Journalists and ANC aligned spokesman later alleged that AWB men had shortly after the murder of the three men, gone on a shooting spree in Bophuthatswana, shooting looters and Black passers-by alike. Although it was never finally proven who had shot the civilians, at least 60 died, either in cross fire or as combatants in one way or another - this being in addition to the 50 soldiers allegedly killed by the AWB contingent in earlier fire fights.
There is however no evidence to indicate that the AWB force did go about randomly shooting Black civilians - and indeed several instances have been recorded where AWB men actually saved Black civilians who were serving Bophuthatswana government officials, from being killed by mobs of ANC supporters.
One of the most notable of such actions was undertaken by AWB General Roelf Jordaan from Ladybrand. While he and his hastily mobilised force were outside Mmbabatho on their way to the air force base, they were flagged down by a Black civilian, who turned out to be the Bophuthatswana Minister of Agriculture. He informed Jordaan and his men that an ANC mob had attacked his house, setting it on fire. He and his wife had managed to flee, but his 15 year old son had been lost in the chaos. He had however later been able to track his son down by telephone.
His son had informed him that he was sheltering in a house several kilometres away and that an ANC mob was busy searching all the houses, and would soon reach the one in which he was hiding.
Jordaan and AWB brigadier Leon van Deventer from the AWB's Kalahari Wenkommando then put together a small force of AWB men in five pick ups and raced to the house where the youth was hiding. By a combination of stealth and bravado, they managed to take the youth away from under the noses of the rioting ANC mob.
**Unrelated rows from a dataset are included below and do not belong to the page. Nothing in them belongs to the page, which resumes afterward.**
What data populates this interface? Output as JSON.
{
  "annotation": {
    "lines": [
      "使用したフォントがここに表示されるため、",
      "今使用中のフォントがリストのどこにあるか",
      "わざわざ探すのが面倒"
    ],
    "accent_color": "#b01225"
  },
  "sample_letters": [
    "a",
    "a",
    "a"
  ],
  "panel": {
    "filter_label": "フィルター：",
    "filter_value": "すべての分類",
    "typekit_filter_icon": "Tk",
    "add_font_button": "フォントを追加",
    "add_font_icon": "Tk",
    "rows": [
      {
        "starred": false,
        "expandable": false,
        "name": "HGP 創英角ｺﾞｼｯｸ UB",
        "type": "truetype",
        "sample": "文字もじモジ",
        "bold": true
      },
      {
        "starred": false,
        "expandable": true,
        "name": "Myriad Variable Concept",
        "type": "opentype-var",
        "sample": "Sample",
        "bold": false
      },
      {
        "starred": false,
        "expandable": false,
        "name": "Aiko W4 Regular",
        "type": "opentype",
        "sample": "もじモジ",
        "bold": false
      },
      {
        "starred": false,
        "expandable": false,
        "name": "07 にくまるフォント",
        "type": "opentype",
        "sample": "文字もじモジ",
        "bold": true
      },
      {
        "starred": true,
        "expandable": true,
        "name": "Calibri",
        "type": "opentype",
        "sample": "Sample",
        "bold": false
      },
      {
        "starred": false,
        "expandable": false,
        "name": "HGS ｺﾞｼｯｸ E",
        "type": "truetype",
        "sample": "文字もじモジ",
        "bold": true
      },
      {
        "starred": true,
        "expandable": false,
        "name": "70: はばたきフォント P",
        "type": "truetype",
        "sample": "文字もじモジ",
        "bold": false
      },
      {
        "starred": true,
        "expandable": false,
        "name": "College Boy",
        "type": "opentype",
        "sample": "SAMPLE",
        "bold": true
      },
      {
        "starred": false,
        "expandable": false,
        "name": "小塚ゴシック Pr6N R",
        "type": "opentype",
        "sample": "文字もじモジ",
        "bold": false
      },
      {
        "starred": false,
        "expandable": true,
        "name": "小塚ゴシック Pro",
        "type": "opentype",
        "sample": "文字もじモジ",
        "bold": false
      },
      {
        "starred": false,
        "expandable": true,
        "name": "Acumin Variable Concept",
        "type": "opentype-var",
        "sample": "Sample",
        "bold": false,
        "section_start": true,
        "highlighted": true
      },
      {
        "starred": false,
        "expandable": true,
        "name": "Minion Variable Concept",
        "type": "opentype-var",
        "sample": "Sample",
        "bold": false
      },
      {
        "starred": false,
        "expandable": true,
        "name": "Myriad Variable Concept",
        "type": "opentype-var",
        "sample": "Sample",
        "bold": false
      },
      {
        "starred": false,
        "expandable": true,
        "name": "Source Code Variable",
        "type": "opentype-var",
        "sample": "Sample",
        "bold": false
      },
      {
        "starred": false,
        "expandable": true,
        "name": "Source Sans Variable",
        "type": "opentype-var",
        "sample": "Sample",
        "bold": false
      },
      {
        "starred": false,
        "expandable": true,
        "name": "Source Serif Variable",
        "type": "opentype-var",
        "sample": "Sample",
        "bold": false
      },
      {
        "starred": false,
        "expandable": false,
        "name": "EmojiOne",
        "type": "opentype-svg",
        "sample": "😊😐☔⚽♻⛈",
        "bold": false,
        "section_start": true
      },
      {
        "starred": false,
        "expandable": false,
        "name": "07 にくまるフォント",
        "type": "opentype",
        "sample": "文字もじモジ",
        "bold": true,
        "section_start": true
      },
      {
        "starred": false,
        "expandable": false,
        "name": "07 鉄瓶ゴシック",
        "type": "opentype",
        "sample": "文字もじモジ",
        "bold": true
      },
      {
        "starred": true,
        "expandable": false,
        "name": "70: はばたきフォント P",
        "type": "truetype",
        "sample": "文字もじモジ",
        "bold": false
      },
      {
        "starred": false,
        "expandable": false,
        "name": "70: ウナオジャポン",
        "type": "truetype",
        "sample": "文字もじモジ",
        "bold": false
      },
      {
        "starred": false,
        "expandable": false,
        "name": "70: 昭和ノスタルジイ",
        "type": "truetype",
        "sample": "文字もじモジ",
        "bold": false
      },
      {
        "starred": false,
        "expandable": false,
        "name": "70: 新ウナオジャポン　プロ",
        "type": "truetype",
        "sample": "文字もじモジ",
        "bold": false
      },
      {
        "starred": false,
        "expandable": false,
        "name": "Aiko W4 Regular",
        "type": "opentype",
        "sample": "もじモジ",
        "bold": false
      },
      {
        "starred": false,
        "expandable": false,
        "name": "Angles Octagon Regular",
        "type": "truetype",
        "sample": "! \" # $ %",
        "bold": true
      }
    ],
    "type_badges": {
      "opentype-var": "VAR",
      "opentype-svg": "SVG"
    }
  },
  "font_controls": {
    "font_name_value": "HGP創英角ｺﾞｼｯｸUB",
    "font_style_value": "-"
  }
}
They returned the youth to his relieved parents and then proceeded on to the air force base - an example of where some AWB men actually put their lives at risk for Black civilians. Incidents such as these do not support the media generated image of rampaging AWB men shooting at all and sundry.
On a military level, the operation was not a success, but the fault for this was the failure on the part of the Bophuthatswana Defence Force to provide the necessary logistical support and armoured personnel carriers as had been promised, and for the fact that a large number of army units switched support to the ANC backed uprising before the right wingers arrived in the country.
However, the portrayal of the operation as the "AWB being routed" is also not true - the facts were that the AWB went in and then left again after encountering a hostile reception from the BKA section in Mmbabatho. The AWB forces did not leave after being "defeated" by the Bophuthatswana army, as the media alleged, and in fact in the few incidents where fire fights took place, the casualty figures show that the AWB force acquitted themselves well in the face of far superior firepower.
The interesting contradiction raised by Terre'Blanche - why would Viljoen, who was going to take part in the election, want to help Mangope, who did not want to take part in the election, can only be explained by the intention of the Bophuthatswana government to hold a full sitting of its parliament the week following its downfall. This session of the Bophuthatswana parliament would have in all likelihood have reversed the decision to stay out of the elections, and Mangope and his supporters would have then been able to enter the election in their own right.
Viljoen was in all likelihood aware of this, and his motivation in going in try and stabilise Mangope was to enable him to take part in the election. The AWB of course went in to Bophuthatswana with the intention of stabilising Mangope - but intending to keep him out of the election. The AWB's presence in the homeland must have then come as an unwelcome surprise for the Viljoen faction.